METHOD FOR CALIBRATING A SWITCHING CONVERTER

Organization Name

STMicroelectronics International N.V.

Inventor(s)

David Chesneau of Grenoble (FR)

METHOD FOR CALIBRATING A SWITCHING CONVERTER - A simplified explanation of the abstract

This abstract first appeared for US patent application 18597428 titled 'METHOD FOR CALIBRATING A SWITCHING CONVERTER

Simplified Explanation: A buck switching converter is calibrated using a method that alternates between first and second calibration phases. During the first calibration phase, the low-side switch on state time period is kept constant, and the sign of the current value at the end of this time period is determined for each current pulse in the inductor. The high-side switch on state time period is then modified based on this sign. In the second calibration phase, the high-side switch on state time period is kept constant, and the current value at the end of this time period is compared with a target value for each current pulse.
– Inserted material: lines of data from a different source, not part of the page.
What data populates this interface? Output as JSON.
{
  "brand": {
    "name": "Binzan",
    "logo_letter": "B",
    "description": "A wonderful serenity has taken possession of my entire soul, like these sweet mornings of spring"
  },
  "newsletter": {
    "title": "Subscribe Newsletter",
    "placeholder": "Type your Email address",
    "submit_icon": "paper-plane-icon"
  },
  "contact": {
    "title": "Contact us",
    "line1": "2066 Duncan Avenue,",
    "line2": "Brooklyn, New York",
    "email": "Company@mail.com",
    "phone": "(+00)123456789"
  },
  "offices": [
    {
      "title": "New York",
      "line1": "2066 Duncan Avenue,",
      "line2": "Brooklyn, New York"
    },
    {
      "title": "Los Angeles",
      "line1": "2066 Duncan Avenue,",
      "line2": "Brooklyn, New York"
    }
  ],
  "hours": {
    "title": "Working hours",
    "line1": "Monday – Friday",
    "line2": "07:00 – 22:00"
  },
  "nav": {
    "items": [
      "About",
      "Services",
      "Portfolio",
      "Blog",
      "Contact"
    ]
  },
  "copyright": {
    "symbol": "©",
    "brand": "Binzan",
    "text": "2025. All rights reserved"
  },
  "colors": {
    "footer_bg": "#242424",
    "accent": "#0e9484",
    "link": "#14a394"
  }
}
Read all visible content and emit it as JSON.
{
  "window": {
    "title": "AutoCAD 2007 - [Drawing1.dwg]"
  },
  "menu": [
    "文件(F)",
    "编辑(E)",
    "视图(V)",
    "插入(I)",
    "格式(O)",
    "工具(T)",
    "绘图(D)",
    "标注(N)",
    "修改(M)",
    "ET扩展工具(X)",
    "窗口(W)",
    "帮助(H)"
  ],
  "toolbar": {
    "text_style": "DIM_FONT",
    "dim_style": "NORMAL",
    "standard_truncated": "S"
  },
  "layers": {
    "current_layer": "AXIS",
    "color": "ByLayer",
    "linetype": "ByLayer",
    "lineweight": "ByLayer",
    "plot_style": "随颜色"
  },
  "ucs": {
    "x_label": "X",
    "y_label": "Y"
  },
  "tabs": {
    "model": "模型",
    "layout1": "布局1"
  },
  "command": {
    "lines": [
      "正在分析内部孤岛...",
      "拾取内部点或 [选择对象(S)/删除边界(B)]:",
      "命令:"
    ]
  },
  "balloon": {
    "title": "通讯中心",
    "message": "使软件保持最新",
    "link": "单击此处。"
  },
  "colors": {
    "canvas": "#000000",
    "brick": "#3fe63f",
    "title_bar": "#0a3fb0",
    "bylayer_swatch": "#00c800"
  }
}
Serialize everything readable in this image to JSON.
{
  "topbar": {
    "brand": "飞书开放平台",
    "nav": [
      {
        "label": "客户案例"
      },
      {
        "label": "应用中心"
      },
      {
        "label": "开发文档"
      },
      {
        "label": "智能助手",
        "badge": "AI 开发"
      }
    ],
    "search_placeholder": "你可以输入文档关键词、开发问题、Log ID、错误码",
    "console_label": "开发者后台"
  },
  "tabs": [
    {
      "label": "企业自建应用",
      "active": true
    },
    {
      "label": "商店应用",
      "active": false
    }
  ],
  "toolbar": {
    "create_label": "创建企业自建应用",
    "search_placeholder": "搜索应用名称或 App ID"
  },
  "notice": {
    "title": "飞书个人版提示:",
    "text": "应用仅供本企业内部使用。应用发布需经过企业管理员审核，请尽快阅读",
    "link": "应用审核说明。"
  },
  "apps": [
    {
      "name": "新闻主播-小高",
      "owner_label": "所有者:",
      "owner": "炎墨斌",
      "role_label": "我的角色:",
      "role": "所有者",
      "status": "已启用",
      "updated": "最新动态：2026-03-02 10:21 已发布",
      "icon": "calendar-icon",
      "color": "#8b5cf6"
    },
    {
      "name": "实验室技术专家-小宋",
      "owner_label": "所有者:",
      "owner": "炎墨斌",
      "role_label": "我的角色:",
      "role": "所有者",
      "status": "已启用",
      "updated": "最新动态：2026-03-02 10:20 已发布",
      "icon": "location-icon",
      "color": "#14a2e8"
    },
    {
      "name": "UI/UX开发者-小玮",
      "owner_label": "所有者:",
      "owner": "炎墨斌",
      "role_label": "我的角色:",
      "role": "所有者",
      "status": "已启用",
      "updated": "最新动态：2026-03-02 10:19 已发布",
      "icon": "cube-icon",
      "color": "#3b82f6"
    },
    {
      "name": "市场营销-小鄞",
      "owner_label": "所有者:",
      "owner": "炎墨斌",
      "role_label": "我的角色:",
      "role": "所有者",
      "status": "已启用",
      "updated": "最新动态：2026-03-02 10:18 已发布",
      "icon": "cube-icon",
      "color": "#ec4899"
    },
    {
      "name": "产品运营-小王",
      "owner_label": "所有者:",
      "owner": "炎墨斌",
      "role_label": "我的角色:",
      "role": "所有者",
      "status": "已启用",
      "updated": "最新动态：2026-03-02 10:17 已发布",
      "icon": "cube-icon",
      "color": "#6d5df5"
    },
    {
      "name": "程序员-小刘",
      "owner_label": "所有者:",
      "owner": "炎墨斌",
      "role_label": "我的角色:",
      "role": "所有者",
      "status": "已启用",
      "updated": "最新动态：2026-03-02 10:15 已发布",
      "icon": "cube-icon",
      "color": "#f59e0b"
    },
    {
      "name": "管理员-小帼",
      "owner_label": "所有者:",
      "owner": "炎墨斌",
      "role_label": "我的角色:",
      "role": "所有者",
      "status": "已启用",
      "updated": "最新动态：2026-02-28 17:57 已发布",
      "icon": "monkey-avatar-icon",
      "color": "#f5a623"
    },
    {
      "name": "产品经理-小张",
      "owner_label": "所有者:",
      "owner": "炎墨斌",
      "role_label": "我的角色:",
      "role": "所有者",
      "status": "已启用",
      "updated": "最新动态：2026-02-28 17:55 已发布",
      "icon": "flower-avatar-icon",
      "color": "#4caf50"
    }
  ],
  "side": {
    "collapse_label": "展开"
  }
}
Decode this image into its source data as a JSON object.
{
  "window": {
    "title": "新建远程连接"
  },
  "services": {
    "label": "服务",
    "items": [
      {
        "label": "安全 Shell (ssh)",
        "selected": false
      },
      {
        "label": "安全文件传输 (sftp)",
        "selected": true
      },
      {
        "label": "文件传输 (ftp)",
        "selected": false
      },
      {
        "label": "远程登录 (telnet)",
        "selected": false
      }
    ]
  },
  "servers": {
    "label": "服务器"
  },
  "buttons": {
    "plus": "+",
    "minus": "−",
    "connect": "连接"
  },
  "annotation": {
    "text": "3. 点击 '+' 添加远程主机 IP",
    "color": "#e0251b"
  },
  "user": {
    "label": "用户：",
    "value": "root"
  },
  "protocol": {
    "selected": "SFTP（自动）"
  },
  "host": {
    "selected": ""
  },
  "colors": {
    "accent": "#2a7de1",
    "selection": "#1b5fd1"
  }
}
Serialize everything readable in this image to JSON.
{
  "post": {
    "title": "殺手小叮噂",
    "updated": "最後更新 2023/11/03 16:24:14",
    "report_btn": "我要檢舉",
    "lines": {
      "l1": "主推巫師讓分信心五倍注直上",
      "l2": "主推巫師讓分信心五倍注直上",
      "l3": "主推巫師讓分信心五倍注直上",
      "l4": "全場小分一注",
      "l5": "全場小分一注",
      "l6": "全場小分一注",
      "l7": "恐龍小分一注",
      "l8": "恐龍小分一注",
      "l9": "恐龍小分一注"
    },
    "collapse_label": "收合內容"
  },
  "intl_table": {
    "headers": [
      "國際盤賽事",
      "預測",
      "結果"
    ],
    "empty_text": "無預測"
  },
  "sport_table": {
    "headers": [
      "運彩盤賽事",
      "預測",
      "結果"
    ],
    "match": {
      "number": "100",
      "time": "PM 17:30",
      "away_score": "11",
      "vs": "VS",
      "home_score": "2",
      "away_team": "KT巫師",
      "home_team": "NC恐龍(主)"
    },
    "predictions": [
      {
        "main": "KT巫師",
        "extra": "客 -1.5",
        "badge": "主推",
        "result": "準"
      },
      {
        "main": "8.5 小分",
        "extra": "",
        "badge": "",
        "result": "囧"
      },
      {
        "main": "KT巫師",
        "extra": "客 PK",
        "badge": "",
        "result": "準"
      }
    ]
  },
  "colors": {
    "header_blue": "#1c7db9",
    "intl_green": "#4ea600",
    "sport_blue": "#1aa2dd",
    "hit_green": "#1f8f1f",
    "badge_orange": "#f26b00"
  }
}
The low-side switch on state time period is adjusted based on this comparison.

• The method involves alternating between first and second calibration phases.
• During the first calibration phase, the low-side switch on state time period is kept constant.
• The sign of the current value at the end of this time period is determined for each current pulse in the inductor.
• The high-side switch on state time period is modified based on this sign.
• In the second calibration phase, the high-side switch on state time period is kept constant.
• The current value at the end of this time period is compared with a target value for each current pulse.
• The low-side switch on state time period is adjusted based on this comparison.

Potential Applications: This technology can be applied in power electronics, renewable energy systems, battery charging systems, and electric vehicles.

Problems Solved: This technology addresses the need for accurate calibration of buck switching converters to optimize their performance and efficiency.

Benefits: - Improved efficiency of buck switching converters - Enhanced performance in various applications - Precise calibration for better power management

Commercial Applications: Title: Advanced Calibration Method for Buck Switching Converters This technology can be utilized in the manufacturing of power electronics components, renewable energy systems, electric vehicle chargers, and battery management systems. It can also be integrated into smart grid technologies for efficient power distribution.

Prior Art: Prior research in the field of power electronics and converter calibration methods can provide insights into similar approaches and technologies.

Frequently Updated Research: Researchers are continually exploring new calibration methods and techniques to enhance the performance of power converters and optimize energy efficiency.

Questions about Buck Switching Converters: 1. What are the key advantages of using a buck switching converter in power electronics applications? - A buck switching converter offers high efficiency and voltage regulation capabilities, making it ideal for various power management systems. 2. How does the calibration process impact the overall performance of a buck switching converter? - Calibration plays a crucial role in ensuring the accurate operation and efficiency of a buck switching converter.

Original Abstract Submitted

A buck switching converter is calibrated using a method which alternates between first and second calibration phases. During each first calibration phase: a time period of low-side switch on state is kept constant and, for each current pulse in an inductor, a sign of a value of the current at the end of the time period of on state of the low-side switch is determined. Modification of a time period of high-side switch on state is made based on the determined sign. During each second calibration phase: a time period of high-side switch on state is kept constant and, for each current pulse in the inductor, a value of the current at the end of the time period of on state of the high-side switch is compared with a target value. Modification of the time period of low-side switch on state is made based on the comparison.